Amid the urban concrete thickets, vanishing spaces for the children

November 08, 2016 12:26 am | Updated December 02, 2016 02:05 pm IST

…but to tell a child not to make noise is a form of cruelty…

- Bertrand Russell

It was a peaceful and quiet September afternoon. I was going about my chores listening to the joyous chirps of young children (whose afternoon classes were off, I presumed, due to the ongoing quarterly examinations) out on the street, lolling around in the shade of my across-the-street neighbour’s tree and bouncing a ball. A very innocent and pleasant scene, you’d think. But wait, appearances can be deceptive.

Our neat, concrete-paved and inviting street is in an upwardly mobile, middle-class neighbourhood. My across-the-street neighbour and I are representative members of this class. But the children on the street that afternoon were neither his nor mine. They were the ‘lane’ children – as we call them. For they come from a poorer, unpaved, garbage-strewn lane abutting our street (where our ‘service’ people, the housemaids, cleaners and so on, come from).

Hold on…the tree! I called it my neighbour’s. In a sense it is his for he planted it, waters it, prunes it and takes care of it. But the land it stands on is not his. For you see, it is just outside his compound wall. No complaints from me, though – the foliage is pleasant to view at from my window. My family and I enjoy spotting and identifying a variety of birds amongst its branches.

The quiet of the afternoon was soon interrupted by loud, adult voices that had effectively shut off the children’s. The bouncing ball had fallen into another neighbour’s yard and she presumably had objected — it was obviously not the first time the ball had committed the crime — and refused to allow its owners access to it.

Soon, the ‘lane’ children’s parents got involved and the scene became acrimonious, each party defending his/her territory. Even as this scene was playing out in front of me, my mind couldn’t help going back a year in time to a similar scene on the same street…

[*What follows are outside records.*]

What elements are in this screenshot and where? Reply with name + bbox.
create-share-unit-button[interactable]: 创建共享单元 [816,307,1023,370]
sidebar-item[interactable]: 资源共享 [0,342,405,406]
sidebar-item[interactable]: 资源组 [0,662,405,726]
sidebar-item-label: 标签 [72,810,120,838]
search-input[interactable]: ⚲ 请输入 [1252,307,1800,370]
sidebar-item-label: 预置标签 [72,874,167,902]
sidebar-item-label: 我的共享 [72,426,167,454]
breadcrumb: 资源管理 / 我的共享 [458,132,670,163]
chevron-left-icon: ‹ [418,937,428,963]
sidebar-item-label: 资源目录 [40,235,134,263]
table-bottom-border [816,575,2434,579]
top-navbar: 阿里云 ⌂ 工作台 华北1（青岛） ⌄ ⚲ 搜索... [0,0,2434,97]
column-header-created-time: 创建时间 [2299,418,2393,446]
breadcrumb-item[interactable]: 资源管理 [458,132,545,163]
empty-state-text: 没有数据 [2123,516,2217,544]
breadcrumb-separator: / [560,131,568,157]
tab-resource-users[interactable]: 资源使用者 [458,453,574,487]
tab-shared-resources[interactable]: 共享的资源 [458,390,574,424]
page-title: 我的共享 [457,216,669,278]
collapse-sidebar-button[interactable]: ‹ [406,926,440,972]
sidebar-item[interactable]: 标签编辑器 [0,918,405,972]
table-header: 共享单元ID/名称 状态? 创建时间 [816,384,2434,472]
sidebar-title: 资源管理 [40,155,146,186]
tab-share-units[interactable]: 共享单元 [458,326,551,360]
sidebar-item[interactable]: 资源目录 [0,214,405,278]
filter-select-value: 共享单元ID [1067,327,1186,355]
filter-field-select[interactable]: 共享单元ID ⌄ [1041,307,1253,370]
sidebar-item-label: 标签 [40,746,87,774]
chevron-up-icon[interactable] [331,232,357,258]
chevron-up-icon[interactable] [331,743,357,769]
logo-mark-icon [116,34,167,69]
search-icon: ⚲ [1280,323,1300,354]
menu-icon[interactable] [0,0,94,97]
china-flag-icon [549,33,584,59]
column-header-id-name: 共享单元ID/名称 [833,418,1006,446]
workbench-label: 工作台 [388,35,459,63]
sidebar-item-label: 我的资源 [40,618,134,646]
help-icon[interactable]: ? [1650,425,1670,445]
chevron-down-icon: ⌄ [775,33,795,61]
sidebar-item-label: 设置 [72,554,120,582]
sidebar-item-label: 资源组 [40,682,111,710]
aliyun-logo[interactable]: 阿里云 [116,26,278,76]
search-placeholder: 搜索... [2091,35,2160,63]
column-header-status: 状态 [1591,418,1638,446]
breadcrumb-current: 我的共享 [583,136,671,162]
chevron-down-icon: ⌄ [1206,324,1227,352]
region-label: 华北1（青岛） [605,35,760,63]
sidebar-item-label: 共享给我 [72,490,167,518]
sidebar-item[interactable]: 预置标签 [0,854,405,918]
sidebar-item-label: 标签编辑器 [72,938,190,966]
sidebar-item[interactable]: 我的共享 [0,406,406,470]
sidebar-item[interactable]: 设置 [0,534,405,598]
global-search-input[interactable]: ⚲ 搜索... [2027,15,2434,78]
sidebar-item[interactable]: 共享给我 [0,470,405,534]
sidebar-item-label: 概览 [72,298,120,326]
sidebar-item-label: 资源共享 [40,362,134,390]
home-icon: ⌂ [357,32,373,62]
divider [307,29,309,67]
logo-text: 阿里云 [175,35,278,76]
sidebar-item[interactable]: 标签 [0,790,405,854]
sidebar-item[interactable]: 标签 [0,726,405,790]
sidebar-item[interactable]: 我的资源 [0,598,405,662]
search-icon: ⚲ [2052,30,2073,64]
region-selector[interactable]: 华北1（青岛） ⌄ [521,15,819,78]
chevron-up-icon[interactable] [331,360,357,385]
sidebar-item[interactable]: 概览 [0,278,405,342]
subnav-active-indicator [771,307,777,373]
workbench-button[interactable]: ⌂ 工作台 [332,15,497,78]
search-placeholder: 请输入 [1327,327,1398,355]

Only, then the children involved were my own and a few of their friends playing street cricket with a ‘smiley’ yellow sponge ball that people in this part of the country are all familiar with for its ‘safety’ aspect. After it had fallen and been retrieved a tolerable number of times from a particularly volatile neighbour’s yard, the boys were yelled at and they sheepishly returned home.

When I attempted to take this up with the said neighbour, I was turned away, too. Other neighbours either joined her cause by alleging how the ball could damage their car and the glasspanes and how their late afternoon naps were being disturbed by the noise the children created.

Even though I withdrew from the tirade on that occasion, I continued to encourage my children to play on the low-traffic street, the only public space left for them to play. All the little parks in the neighbourhood had been paved for walkers or landscaped to charm the eye, and the one or two playgrounds that remained were monopolised by organised paid sports coaching.

But a product of middle-class upbringing, thereafter the boys completely avoided playing on the streets. Instead now they travel an hour every day to play at their paid tennis coaching class. When they are home, they play inside our living room, which I keep sparsely furnished just for this purpose. Rarely, if luck favours them, they might get for themselves, all of the 20X10 ft parking lot (the only un-built space) at our apartment building when none of the resident two-wheelers or four-wheelers is parked.

It makes me wonder if all these cars and motorbikes, pretty landscaped houses and parks are worth the joy of young children exercising their limbs and lungs.

My reverie was interrupted by a voice threatening to ‘call the police to see this matter through’, and rejoined by another voice challenging the first to do what she could.

I’d love to wait it out to report how this plays out. But do I really have to? Don’t we all know how this will end? Welcome to the world of touchy adults and deprived children of the 21st century in urban India.